Friday, January 23, 2015
Defense Secretary nominee aiming to pare down U.S. nuclear arsenal
Tom Z. Collina, Defense One, Jan 22
If Ashton Carter is confirmed next month as defense secretary, as appears likely, he will face a dilemma: the Pentagon’s trillion-dollar plans to modernize the U.S. nuclear arsenal are excessive and unaffordable. As the Air Force and Navy admit, their nuclear shopping lists outstrip their budgets. This gives Carter an historic opportunity to bring the nuclear weapons budget in line with U.S. security needs.
There are real advantages to scaling back the nuclear enterprise. Carter will presumably want to start new projects and expand others, such as cybersecurity (think Sony hack and North Korea) and anti-terrorism (Paris terror attacks), and he will have to find the money from within his own budget.
The good news is that the nuclear piggy bank is over-stuffed and ripe for a withdrawal.
At first look, Carter may seem an unlikely candidate to tackle this challenge. He served as the Pentagon’s top weapons buyer and second-in-command from 2009 to 2013, meaning he had a hand in this drama. And, in 2013, Carter said nuclear weapons “don’t actually cost that much.”
But Carter was talking mainly about the cost of the current arsenal, not the looming modernization. More recently, senior Pentagon officials have begun to appreciate how expensive this will be. As Undersecretary of Defense Frank Kendall said, “We’ve got a big affordability problem out there with those programs.”
Others are more blunt. A recent commission co-chaired by former Defense Secretary William Perry, Carter’s former boss, and retired Gen. John Abizaid called current plans for the arsenal “unaffordable” and a threat to “needed improvements in conventional forces.” They estimated that the nuclear arsenal could cost up to $1 trillion over 30 years.
How did the nuclear budget get so plump?

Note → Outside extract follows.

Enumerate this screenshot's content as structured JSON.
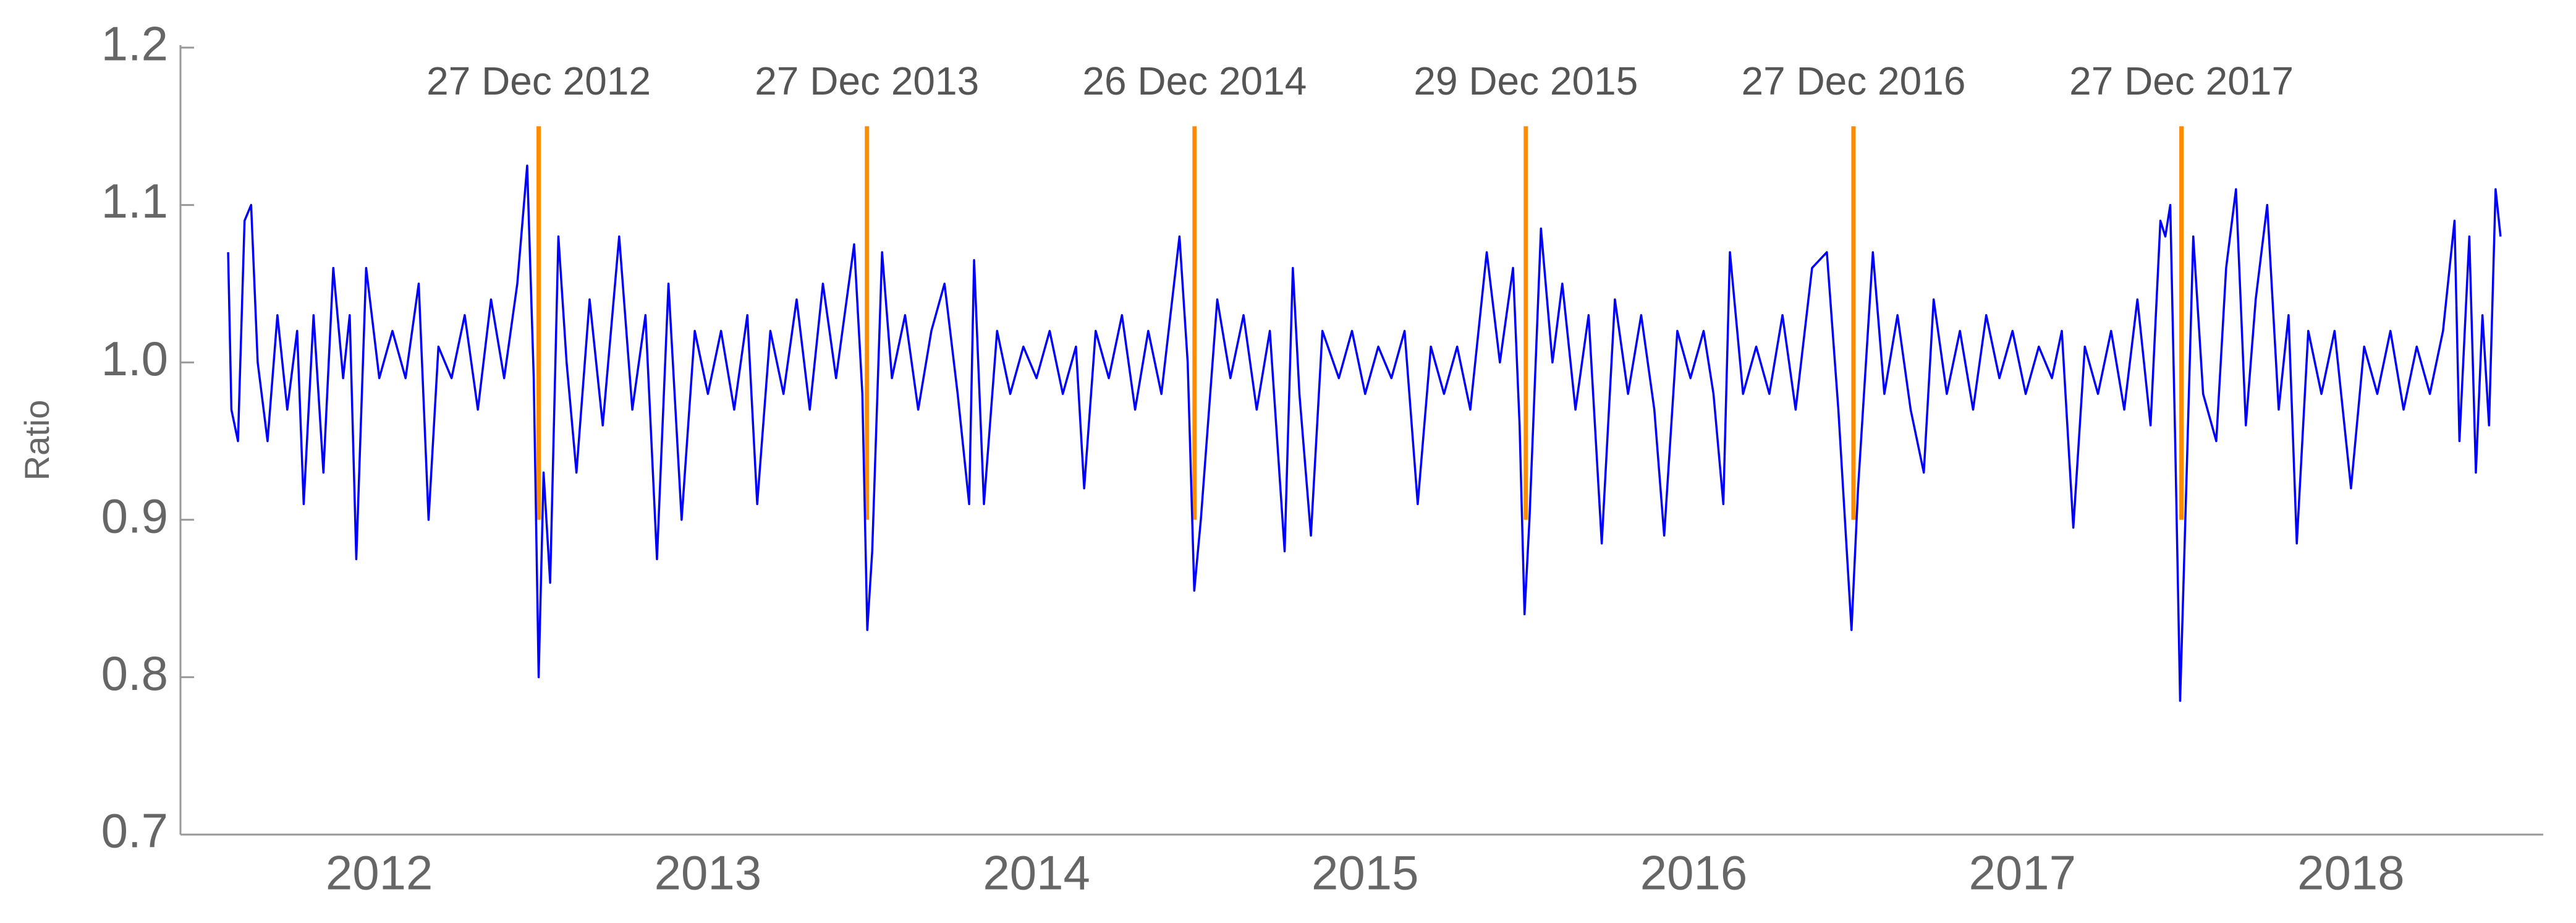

Primarily through neglect. Instead of leading a thoughtful review to determine how much of the aging U.S. nuclear arsenal needs to be rebuilt for the post-post-Cold War era (some but not all), the Obama administration let the military services decide what they would like (everything).
So we now have an out-of-control nuclear shopping list that includes a dozen nuclear-armed submarines, up to 100 long-range bombers, hundreds of land-based ballistic missiles, air-launched cruise missiles and rebuilt nuclear warheads to go with them.
This is excessive—and dangerous. The Cold War ended 25 years ago. Russia may be rattling its sabre in neighboring Ukraine, but this does not call for a nuclear buildup. Instead, the United States needs to support its NATO allies with conventional forces, such as fighter jets and surface ships, which are also competing for scarce defense dollars. Overinvesting in nuclear weapons just starves the programs we really need.